Semantic Splitting and Embedding Computation

Overview and Purpose

This module focuses on transforming raw source code files into semantically meaningful vector representations. The core challenge addressed here is to break down code files into coherent chunks that preserve semantic context and then compute numerical embeddings for these chunks using pretrained transformer models. These embeddings serve as the foundational data for downstream analysis, such as clustering, dimensionality reduction, and visualization.

**Why this module exists:**

Source code files can be large and contain multiple logical components. Processing entire files as single units may dilute semantic granularity.
Splitting code into semantically coherent chunks allows for finer-grained analysis, enabling better understanding of code structure and relationships.
Generating high-quality embeddings captures the semantic content of code chunks, facilitating tasks like similarity search, clustering, and visualization.

Core Concepts

Semantic Splitting

Semantic splitting divides a file’s content into smaller chunks that are internally coherent and distinct from one another based on semantic similarity. Unlike naive splitting by lines or fixed sizes, this approach uses sentence embeddings and similarity metrics to determine chunk boundaries dynamically.

Embedding Computation

Each chunk is converted into a fixed-size numeric vector (embedding) using a pretrained transformer model. This embedding encodes semantic information about the chunk's content, enabling comparison and clustering across chunks.

How the Module Works

Semantic Splitting Process

Input: Raw file content as a string, alongside a pretrained tokenizer and model for embedding computation.
Sentence Tokenization: The file content is split into individual sentences using a sentence tokenizer (nltk.sent_tokenize). This breaks the content into manageable semantic units.
Sentence Embeddings: Each sentence is embedded independently using the transformer model, producing a vector representation.
Chunk Building: Sentences are aggregated into chunks by evaluating two criteria:
1. Token Length Limit: The combined tokens of the current chunk plus the new sentence should not exceed a predefined maximum (512 tokens here).
2. Semantic Similarity Threshold: The cosine similarity between the current chunk's embedding and the candidate sentence's embedding must exceed a threshold (0.80 in this system).
If either criterion fails, the current chunk is closed and a new chunk starts with the new sentence. Otherwise, the sentence is appended to the current chunk, and the chunk’s embedding is updated as a weighted average of its constituent sentence embeddings, weighted by sentence length for better semantic representation.
Output: A list of text chunks that represent semantically coherent parts of the original file.

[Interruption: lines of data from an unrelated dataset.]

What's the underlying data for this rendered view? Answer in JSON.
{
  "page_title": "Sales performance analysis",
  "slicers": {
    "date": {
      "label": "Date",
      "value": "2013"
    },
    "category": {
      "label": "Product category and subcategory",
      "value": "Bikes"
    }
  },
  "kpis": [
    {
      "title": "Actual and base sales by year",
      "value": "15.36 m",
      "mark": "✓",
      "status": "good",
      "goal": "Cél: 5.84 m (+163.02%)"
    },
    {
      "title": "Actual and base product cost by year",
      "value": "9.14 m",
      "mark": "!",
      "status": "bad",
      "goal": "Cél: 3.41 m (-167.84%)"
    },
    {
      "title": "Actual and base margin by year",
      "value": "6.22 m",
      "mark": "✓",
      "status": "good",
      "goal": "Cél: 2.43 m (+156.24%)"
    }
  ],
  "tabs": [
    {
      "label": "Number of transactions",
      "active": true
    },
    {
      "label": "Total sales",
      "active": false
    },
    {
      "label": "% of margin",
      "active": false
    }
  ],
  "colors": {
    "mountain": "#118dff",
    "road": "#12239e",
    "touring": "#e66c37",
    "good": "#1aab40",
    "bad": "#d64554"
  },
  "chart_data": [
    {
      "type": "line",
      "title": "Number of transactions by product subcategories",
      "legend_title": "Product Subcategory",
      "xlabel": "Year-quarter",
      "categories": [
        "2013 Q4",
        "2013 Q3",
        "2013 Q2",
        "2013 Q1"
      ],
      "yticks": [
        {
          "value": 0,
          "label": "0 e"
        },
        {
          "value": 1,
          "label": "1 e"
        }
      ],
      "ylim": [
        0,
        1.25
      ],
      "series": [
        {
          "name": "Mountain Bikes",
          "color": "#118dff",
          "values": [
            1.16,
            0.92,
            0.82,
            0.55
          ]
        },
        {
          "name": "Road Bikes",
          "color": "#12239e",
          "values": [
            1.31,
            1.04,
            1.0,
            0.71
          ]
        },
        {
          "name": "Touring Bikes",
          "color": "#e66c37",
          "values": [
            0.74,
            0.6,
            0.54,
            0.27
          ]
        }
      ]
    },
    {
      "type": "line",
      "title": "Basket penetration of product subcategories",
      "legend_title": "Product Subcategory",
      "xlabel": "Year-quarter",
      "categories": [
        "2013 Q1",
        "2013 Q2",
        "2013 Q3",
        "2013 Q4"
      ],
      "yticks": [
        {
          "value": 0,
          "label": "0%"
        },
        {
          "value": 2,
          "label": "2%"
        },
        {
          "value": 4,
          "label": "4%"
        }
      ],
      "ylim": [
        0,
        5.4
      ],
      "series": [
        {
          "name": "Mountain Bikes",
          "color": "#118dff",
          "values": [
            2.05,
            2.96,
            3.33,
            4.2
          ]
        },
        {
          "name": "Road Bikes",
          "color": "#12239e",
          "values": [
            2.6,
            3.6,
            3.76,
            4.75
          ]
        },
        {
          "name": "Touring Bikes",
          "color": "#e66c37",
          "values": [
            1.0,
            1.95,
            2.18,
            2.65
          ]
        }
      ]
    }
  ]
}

This approach balances chunk size constraints with semantic cohesion, ensuring chunks neither become too large nor semantically fragmented.

Embedding Computation for Sentences and Chunks

Sentence Embeddings:
Each sentence is tokenized and passed through the transformer model to obtain token-level embeddings. The model's output (last_hidden_state) is mean-pooled across tokens (excluding padding tokens) to produce a fixed-size sentence embedding vector.
Chunk Embeddings:
During chunk construction, embeddings of sentences are combined into a weighted average to represent the entire chunk. For final chunk embeddings (in main.py), chunks are tokenized again and passed through the model, with the mean of the last hidden states used as the embedding.

Integration in Workflow (Reference to main.py)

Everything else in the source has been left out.